Revolutionary as this technology promises to be, there are legal and practical challenges that those using Blockchain or investing in Blockchain ventures need to bear in mind. We have space here to highlight just two:
- Data Privacy – if a Blockchain-based system is to store and process personal data (especially if this is sensitive, such as medical records), and the blocks are processed anywhere on the planet, how do you ensure compliance with data transfer rules? More importantly, how can you prove compliance to regulators? One answer may be to avoid the public Blockchain altogether and allow processing only by computers within a closed network: which then means that all the participants need to agree on the legal and commercial terms which will apply.
A more radical solution is to encode regulatory compliance into the very functioning of Blockchain, by way of “smart contracts”.
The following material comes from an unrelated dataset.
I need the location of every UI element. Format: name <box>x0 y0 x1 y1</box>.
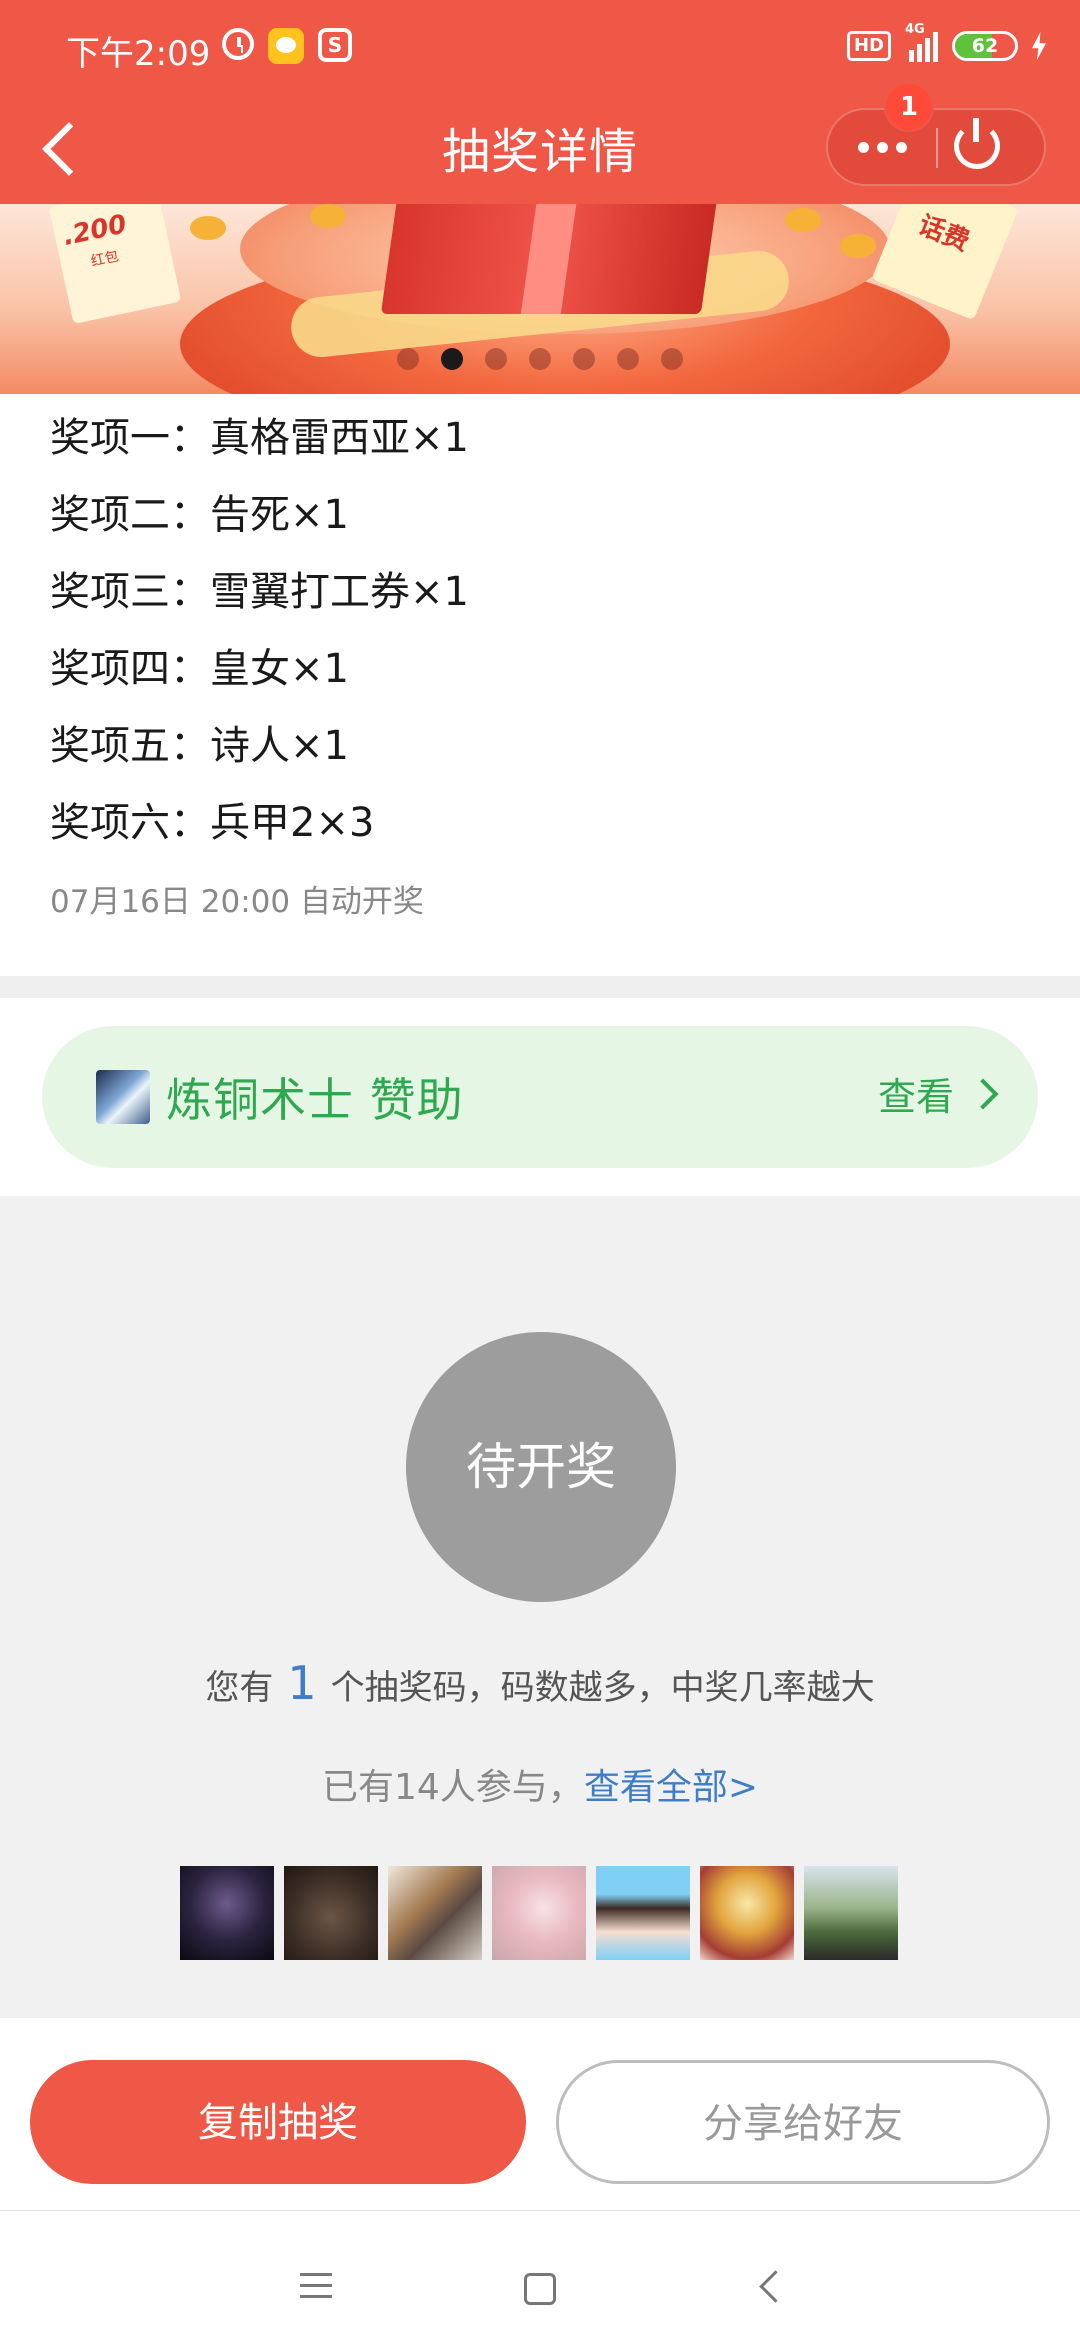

- Smart Contract – at its most basic, a contract that enforces its terms itself, without human intervention. You can view the “if statements” in a contract (“If the rent is not paid, the landlord can take possession of the property and is entitled to the deposit”) as being like computer instructions. If the landlord’s bank account does not receive the rental, the program running the smart contract instructs the deposit holding bank to release the deposit automatically and sends a signal to the electronic locks to deny access to the tenant to the property. A simple example and of course you could program a computer to do all this, with the right access to online accounts and a home security system. The point is that there is no human intervention or due process (assume for this example the tenant has no statutory rights). And what would happen if someone hacked the program and wrongly triggered the consequences? The theory is that if programs like this – which are simply data – were encoded into Blockchain, they would become completely trustworthy and, over time, humans would entrust smart contracts with more and more ability to affect their lives and make decisions on their behalf (conquering the fear of “computer says no” that we all have!). Going a step further, take a smart contract in a regulated sector, such as financial services. “RegTech” systems already exist to monitor and analyse the notices and decisions of financial regulators across the world and to synthesise, with no human input, changes in practice and procedure specific enough to be incorporated into the smart contract. You have a system that grows and adapts itself – instantly – to the changing regulatory environment. The challenge for lawyers is to evolve their drafting skills to express complex legal processes in the code for smart contracts. The much wider challenge is as old as computing itself: “garbage in – garbage in”. What if an error (or more subtly, a bias) is incorporated into a smart contract that affects thousands of customers? How do we establish fault and liability in a distributed system that may not be clearly attached to any one jurisdiction? Lawyers will find a way – we always do – but much thought about these common sense problems is needed to avoid smart contracts becoming more of a burden than a blessing.
Beyond legal and regulatory issues, some argue that the advent of Quantum Computing (and the potential that current industry standard encryption could be broken) also needs to be factored into decisions about the risks and rewards of using or investing in Blockchain. We’ll address this in a future article.